Traditional raw materials oil, gas, gold, wheat and copper are no longer the only major players in global markets. A new generation of strategic commodities is gaining weight in the economy: lithium, rare earths, gallium, magnesium, uranium, high-demand copper, graphite and other critical minerals linked to artificial intelligence, electrification, data centers, defense and renewable energy.

This change is important. The International Energy Agency said recently that demand for electricity from data centers shot up in 2025, mostly because of AI-related facilities. It also thinks that the world’s demand for electricity will grow by an average of 3.6% each year from 2026 to 2030, thanks to businesses, electric cars, air conditioning, and data centers.

What is happening

People in the market are starting to see these raw materials as important parts of the new economy. It’s not just about getting resources anymore; it’s also about making sure that entire supply chains are safe, from mining to processing to refining to recycling to industrial manufacturing.

Europe, for example, has identified materials such as lithium, magnesium, gallium and rare earths as relevant to the energy transition. Spain has also approved the First Action Plan for the Sustainable Management of Mineral Raw Materials 2026–2030, linked to €414 million in public investment and focused on autonomy, industry, circularity and sustainable management.

Brazil is also moving in this direction. Its government is working on regulation for critical minerals, aiming to strengthen sovereignty, attract investment and increase domestic processing, without relying on major tax cuts.

Why it matters

The main point is that these new goods don’t just depend on the usual economic cycle. They are also connected to structural trends like artificial intelligence, electrification, electric vehicles, renewables, defense, chips, power grids, and energy storage.

When I analyze a macroeconomic news story, I would not stop at the headline saying that “demand for critical minerals is rising.” What really matters is understanding which expectations are changing and who may be affected.

If more people want AI and data centers, it could put more pressure on copper, uranium, rare earths, industrial metals, and electricity. If governments want to rely less on other countries, they may make new rules, offer incentives, sign trade agreements, and cause tensions between countries that make things and countries that buy things.

How it could affect markets

The impact could be felt across several areas:

Strategic commodityWhy it is gaining importancePotential impact
CopperPower grids, data centers, electrificationCould push up industrial costs and pressure corporate margins
LithiumBatteries and electric vehiclesKey for electric mobility and energy storage
Rare earthsMagnets, defense, technology, renewablesGeopolitical risk due to concentrated supply
UraniumNuclear energy and stable electricity demandGreater interest if the need for firm energy grows
Gallium and magnesiumChips, tech industry and energy transitionPossible supply restrictions and trade tensions

One of the most closely watched cases is Copper. Goldman Sachs still thinks the price of copper will be $12,650 per ton in 2026. However, it has warned that there are risks to supply because of problems with logistics and the availability of sulfuric acid, which is needed for some of the world’s production.

Practical reading

This is not a short-term trend, but rather a change in the structure of the news story. Commodities are priced not simply for what they do directly, like oil for fuel or wheat for food, but increasingly for what they enable in entire economic systems.

In other words, tomorrow’s commodities are those embedded in supply chains that undergird critical infrastructure: semiconductors, renewable energy systems, defense technologies, and digital networks. These resources are the “invisible backbone” of modern economies.

This alters the analytical framework for investors, companies and governments. The traditional commodity cycles driven by supply shocks, seasonal demand or speculative flows are losing out to longer-term strategic positioning.

The key question is no longer:

  • Will this commodity rise or fall this quarter?

But rather:

  • Is this resource indispensable for the next phase of economic development?
  • Is its supply geographically concentrated or politically sensitive?
  • Can it be easily substituted or recycled?

If the answer is scarcity, strategic dependence or lack of alternatives that commodity could become geopolitically and financially relevant even if not yet broadly traded or understood by mainstream markets.
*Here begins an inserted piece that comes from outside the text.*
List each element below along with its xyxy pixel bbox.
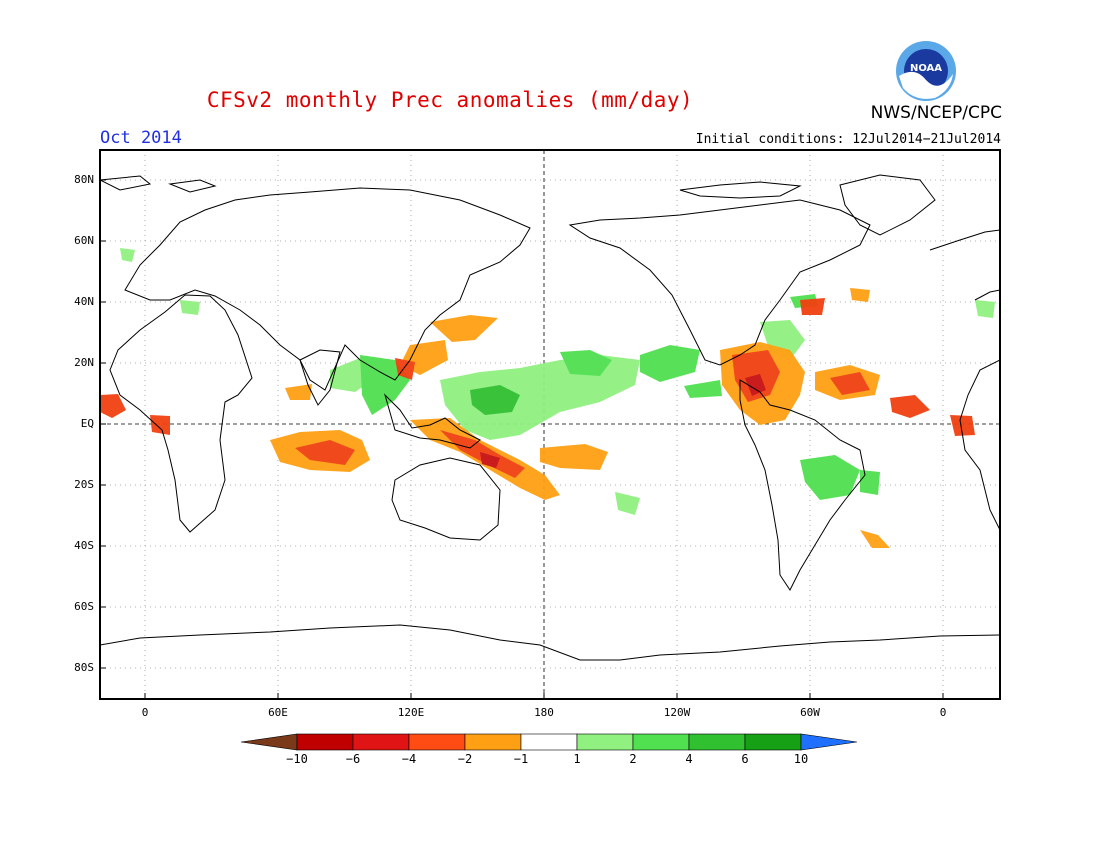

This transition also means that volatility could increase, not decrease. Strategic commodities are usually affected by policies, export restrictions and national security considerations, and not just by market forces.

Conclusion

From niche technical inputs new commodities are emerging to become the central pillars of the global economy. The growth of artificial intelligence, the building of big data centers, the switch to low-carbon energy systems, and growing geopolitical rivalry are all factors driving up demand for specific minerals.

Lithium, copper, rare earth elements, gallium, uranium resources are no longer peripheral, they are becoming fundamental.

However, the story goes beyond rising demand. What truly matters is control.

Control over extraction, processing, and distribution of these materials can shape:

  • Inflation dynamics, by influencing input costs across industries
  • Industrial competitiveness, determining which countries can scale advanced manufacturing
  • Public investment priorities, especially in infrastructure and energy
  • Financial markets, as capital flows toward strategic sectors
  • Geopolitical power, redefining alliances and dependencies

In this emerging landscape, commodities are not just economic assets they are instruments of influence.

The countries and companies that secure stable access to these resources will likely play a decisive role in shaping the next global economic order.